Иногда он оборачивался в нашу сторону, может быть, призывая нас в свидетели. Во всяком случае, Вахтанг солидно кивал головой и бормотал что-то вроде: безусловно, вы погорячились, мои друзья, я это выясню в министерстве…
– Много ты лекций прочел? – спросил я у Вахтанга.
– Заказы сыплются, за последние два месяца восемьдесят лекций, из них десять шефских, остальные платные, – доложил он.
– Ну и что говорят люди?
– Народ слушает, народ осознает, – сказал Вахтанг туманно.
– А что ты сам об этом думаешь?
– Лично меня привлекает его шерстистость.
– Кроме шуток?
– Козлотура надо стричь, – сказал Вахтанг серьезно и, внезапно расплываясь, добавил: – Что я и делаю.
– Ну ладно, – остановил я его, – мне пора ехать.
– Не будь дураком, оставайся, – сказал Вахтанг вполголоса, – после лекции предстоит хлеб-соль. Ради меня они зарежут последнего козлотура…
– С чего это они тебя так любят? – спросил я.
– А я обещал председателю устроить с удобрением, – сказал Вахтанг серьезно, – и я это действительно сделаю.

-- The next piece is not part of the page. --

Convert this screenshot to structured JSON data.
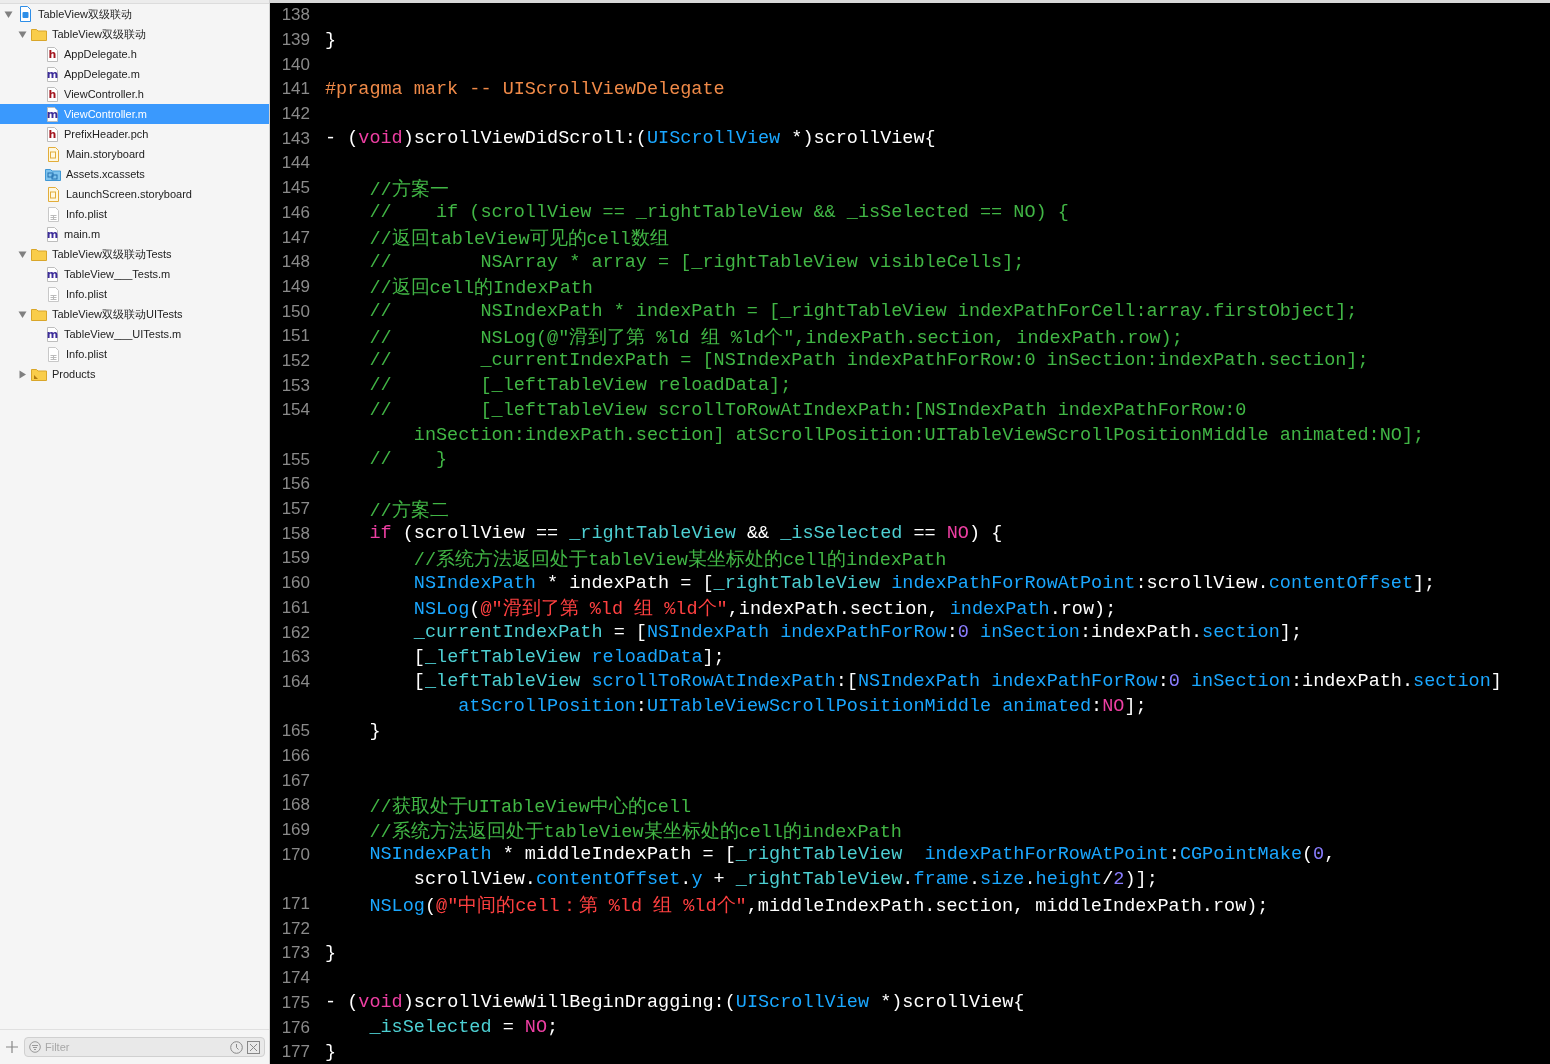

– Какое ты имеешь отношение к этому?
– Мой мальчик, – улыбнулся Вахтанг покровительственно, – в природе все связано. У Андрея Шалвовича племянник поступает в этом году в институт, а твой покорный слуга член приемной комиссии. Почему бы председателю райисполкома не помочь хорошему председателю? Почему бы мне не обратить внимание на юного абитуриента? Все бескорыстно, для людей.
Председатель уговорил ребят продолжать работу. Он обещал им сейчас же вызвать телеграммой из города инженера и установить истину.
Они понуро поплелись, видимо, не слишком довольные своей полупобедой. Председатель тоже заторопился. Я попрощался со всеми. Старики сделали вежливое движение, как бы приподымаясь проводить меня.
– Рейсовая машина уже прошла, но мой шофер довезет вас до шоссе, – сказал председатель.
– Мой тоже не откажется, – вставил Вахтанг.
Председатель подозвал своего шофера. Мы сели в машину.
– Боюсь, как бы он против нас не написал какую-нибудь чушь, – сказал председатель Вахтангу по-абхазски.
– Не беспокойся, – ответил Вахтанг, – я ему уже дал указания, что писать и как писать.
– Спасибо, дорогой Вахтанг, – сказал председатель и добавил, обращаясь к шоферу: – Там на шоссе зайди и напои его как следует, а то журналисты, я знаю, без этого не могут.
– Хорошо, – ответил шофер по-абхазски. Вахтанг расхохотался.
– Вы не одобряете, товарищ Вахтанг? – встревожился председатель.
– Всемерно одобряю, мой друг, – воскликнул Вахтанг, обнимая одной рукой председателя, и, обернувшись, крикнул мне через шум мотора: – Передай моему другу Автандилу Автандиловичу, что пропаганда козлотура в надежных руках.
Машина запылила по дороге. Солнце клонилось к закату, но жара не спадала.
«Против нас какую-нибудь чушь…» – вспоминал я слова председателя. Получалось так, что я могу написать за или против, но в обоих случаях для него не было сомнений, что это будет чушь. Потом я с горечью убеждался много раз, что он, в общем, не слишком далек от истины.
Кстати, насчет травли козлотура шофер мне сообщил любопытную деталь. Оказывается, козлотур как-то сбежал на плантацию, где наелся чайного листа и временно сошел с ума, как сказал Валико. Он действительно бегал по всему селу, и за ним гнались собаки. Его даже хотели пристрелить, думали, что он взбесился, но потом он постепенно успокоился.